So we agree the CAA could clobber UK resident N-reg in various ways. The question is whether they will ever bother.
The biggest driver in the CAA is probably money (even if they understandably must dress up any regulations in more paletable terms). I am sure that N-reg in UK GA is only a tiny part of the UK N-reg scene, seen in the context of CofA revenue loss to the CAA. For any training or commercial work, it has to be a G-reg, so the great majority of the UK GA fleet will never go N-reg. The sole owner / syndicate fleet which could ever go N-reg is very small; private owners have the Private CofA option which negates most maintenance regime savings and a miniscule % of those have an IR. And very few syndicates have enough "IR" members to make N-reg worth doing.
As in the UK we have the IMC Rating, the real driver behind the FAA IR is European flying, and that pretty well means airways. The % of UK PPLs that have an IR (of any sort) is tiny and always will be very small, not least because most of the UK fleet is not airways legal.

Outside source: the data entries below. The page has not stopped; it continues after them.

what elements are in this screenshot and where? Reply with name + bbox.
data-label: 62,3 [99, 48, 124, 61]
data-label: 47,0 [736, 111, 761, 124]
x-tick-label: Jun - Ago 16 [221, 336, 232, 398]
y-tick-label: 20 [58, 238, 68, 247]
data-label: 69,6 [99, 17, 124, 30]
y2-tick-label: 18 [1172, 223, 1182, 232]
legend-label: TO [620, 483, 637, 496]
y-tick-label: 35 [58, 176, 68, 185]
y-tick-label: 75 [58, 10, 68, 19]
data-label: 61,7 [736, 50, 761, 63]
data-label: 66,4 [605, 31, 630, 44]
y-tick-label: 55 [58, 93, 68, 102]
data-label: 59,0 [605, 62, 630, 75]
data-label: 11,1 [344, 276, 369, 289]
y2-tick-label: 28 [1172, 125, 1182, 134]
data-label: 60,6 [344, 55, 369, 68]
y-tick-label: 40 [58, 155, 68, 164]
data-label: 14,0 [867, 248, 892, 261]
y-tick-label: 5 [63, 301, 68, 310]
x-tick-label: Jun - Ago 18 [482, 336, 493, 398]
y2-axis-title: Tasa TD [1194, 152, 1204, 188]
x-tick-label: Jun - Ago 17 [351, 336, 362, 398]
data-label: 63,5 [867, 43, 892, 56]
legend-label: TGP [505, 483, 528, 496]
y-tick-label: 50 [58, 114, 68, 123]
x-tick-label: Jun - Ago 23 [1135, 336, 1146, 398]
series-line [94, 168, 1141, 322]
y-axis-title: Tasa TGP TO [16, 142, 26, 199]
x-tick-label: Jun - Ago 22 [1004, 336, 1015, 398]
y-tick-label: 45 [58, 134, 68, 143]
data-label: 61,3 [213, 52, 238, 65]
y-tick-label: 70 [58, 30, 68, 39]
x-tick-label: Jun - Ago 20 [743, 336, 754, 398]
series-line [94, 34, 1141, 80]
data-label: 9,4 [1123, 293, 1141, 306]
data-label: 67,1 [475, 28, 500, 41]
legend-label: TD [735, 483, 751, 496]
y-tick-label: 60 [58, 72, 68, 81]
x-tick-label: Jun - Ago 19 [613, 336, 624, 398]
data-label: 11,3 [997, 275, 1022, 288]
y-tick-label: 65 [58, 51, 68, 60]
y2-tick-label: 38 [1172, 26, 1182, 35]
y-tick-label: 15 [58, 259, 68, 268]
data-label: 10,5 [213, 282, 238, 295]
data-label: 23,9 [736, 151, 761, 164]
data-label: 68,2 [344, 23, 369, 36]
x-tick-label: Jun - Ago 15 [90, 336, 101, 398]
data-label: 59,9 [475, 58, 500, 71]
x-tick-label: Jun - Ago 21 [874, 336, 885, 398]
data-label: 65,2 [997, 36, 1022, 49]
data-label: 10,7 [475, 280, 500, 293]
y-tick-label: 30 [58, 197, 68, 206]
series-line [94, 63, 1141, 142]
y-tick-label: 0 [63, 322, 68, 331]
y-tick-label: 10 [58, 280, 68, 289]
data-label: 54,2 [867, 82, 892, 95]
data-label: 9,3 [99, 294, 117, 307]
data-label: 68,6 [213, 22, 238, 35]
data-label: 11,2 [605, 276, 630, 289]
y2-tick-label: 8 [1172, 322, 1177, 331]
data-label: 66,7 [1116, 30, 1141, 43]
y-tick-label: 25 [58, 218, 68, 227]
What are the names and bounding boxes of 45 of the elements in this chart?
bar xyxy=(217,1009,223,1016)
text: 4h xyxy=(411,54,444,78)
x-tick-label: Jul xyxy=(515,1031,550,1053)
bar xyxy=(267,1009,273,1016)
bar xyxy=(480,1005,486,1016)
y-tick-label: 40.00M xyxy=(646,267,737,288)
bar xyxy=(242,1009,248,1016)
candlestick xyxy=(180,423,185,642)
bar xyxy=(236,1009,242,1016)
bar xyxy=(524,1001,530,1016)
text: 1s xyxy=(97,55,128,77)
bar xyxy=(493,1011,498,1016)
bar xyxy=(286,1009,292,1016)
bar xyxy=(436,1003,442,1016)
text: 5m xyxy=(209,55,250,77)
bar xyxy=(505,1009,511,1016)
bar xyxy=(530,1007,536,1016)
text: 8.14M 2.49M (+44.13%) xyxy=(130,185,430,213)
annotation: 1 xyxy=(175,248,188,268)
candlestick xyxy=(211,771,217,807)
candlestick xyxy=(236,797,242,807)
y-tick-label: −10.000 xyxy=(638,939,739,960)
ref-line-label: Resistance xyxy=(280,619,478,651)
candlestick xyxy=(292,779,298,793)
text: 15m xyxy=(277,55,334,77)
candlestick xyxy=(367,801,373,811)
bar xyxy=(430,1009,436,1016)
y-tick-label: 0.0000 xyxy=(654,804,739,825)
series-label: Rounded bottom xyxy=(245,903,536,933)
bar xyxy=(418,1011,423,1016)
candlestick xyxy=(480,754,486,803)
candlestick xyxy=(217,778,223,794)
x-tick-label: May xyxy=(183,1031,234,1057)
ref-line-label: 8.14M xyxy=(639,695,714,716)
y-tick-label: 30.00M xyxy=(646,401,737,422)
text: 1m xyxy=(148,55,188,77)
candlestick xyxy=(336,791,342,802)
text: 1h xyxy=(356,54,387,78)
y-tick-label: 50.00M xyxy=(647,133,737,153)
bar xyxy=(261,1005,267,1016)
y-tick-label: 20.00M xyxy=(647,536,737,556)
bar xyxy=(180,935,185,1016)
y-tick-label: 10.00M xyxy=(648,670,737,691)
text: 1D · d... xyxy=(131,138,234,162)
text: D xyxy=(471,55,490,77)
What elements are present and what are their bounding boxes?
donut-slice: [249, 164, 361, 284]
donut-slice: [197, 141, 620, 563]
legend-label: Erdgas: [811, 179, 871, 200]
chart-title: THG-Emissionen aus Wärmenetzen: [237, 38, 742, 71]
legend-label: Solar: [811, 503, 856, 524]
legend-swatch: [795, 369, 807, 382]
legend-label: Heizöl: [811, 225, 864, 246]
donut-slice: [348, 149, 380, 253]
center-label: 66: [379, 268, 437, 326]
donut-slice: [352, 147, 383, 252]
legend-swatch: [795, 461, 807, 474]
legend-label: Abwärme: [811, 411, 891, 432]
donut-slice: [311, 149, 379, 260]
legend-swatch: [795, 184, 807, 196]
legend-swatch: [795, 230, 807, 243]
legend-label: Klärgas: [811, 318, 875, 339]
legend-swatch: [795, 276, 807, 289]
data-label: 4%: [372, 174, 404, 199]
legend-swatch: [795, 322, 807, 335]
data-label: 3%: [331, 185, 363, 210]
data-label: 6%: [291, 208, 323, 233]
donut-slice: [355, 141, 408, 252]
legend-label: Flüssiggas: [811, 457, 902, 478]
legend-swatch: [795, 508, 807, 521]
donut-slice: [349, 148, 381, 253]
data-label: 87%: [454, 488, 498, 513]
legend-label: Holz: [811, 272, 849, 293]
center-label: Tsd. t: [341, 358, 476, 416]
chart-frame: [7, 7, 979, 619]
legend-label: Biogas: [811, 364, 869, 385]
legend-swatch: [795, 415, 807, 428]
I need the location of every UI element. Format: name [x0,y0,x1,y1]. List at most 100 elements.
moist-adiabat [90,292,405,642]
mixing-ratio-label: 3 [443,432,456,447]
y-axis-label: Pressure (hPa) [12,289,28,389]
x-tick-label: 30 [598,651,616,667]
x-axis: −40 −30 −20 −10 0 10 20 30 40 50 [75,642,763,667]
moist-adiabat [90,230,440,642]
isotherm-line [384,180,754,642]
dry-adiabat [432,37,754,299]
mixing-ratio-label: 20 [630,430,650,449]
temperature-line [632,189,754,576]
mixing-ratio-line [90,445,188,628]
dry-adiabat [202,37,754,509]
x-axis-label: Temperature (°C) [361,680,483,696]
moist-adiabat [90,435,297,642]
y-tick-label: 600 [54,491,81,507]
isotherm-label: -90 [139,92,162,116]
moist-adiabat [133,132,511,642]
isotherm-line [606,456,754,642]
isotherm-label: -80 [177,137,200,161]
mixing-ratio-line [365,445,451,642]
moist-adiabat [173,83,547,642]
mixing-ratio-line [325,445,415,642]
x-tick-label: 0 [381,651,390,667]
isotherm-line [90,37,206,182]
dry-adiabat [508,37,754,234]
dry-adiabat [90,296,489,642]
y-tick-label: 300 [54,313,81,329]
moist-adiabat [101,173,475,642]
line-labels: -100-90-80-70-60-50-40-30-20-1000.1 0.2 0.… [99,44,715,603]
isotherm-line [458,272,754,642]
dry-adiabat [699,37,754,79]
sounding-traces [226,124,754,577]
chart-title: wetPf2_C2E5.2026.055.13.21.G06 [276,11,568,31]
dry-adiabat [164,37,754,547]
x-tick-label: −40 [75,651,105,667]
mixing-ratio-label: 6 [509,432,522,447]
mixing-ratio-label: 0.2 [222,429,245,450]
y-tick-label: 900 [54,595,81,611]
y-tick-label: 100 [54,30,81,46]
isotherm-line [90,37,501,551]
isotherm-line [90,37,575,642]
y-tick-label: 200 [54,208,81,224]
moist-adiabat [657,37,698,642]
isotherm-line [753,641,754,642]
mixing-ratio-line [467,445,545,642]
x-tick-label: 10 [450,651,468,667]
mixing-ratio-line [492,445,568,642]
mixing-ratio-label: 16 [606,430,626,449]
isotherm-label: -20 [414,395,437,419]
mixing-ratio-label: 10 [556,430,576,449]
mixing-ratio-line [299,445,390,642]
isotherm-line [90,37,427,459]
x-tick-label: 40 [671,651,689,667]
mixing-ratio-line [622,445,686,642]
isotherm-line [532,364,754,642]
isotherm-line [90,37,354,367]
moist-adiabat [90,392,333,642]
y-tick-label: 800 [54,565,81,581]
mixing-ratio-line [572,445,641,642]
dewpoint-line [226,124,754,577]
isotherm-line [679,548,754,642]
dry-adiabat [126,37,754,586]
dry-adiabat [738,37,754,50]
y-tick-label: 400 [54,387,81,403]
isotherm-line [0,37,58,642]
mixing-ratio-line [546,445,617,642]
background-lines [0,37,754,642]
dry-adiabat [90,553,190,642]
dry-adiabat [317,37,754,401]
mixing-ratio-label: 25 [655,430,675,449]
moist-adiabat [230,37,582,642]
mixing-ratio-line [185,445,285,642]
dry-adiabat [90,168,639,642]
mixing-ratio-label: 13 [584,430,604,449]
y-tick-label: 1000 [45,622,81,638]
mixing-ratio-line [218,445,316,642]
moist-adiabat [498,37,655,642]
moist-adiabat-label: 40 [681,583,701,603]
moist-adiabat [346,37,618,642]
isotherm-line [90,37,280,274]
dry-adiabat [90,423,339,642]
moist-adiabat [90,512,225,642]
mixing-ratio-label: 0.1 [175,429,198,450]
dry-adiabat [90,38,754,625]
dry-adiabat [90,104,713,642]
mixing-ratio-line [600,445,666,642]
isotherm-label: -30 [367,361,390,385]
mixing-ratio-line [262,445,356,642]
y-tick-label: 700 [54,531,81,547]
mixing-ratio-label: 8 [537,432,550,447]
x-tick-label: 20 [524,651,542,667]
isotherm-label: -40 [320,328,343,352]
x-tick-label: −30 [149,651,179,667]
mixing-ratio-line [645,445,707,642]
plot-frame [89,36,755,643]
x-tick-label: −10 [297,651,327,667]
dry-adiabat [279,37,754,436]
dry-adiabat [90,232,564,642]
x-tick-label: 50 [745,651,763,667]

I don't think it is easy to get a plane which is equipped well enough for this, for much under £100k, and the vast majority of the UK fleet is nowhere near that figure.
Also much of what the CAA could do would be ineffective unless the whole of the EU did the same. Otherwise, multi-aircraft N-reg operators could get around any residence restriction by rotating planes through the UK.
There are also higher political considerations. The UK is a friend of the USA so they won't do some sort of blatent "up yours" gesture which perhaps the French DGAC might be able to do.
So perhaps we are making a bigger meal of it than is called for - although discussing it is certainly a good idea. Those who need to go N-reg will do so anyway but they will always be very few in number.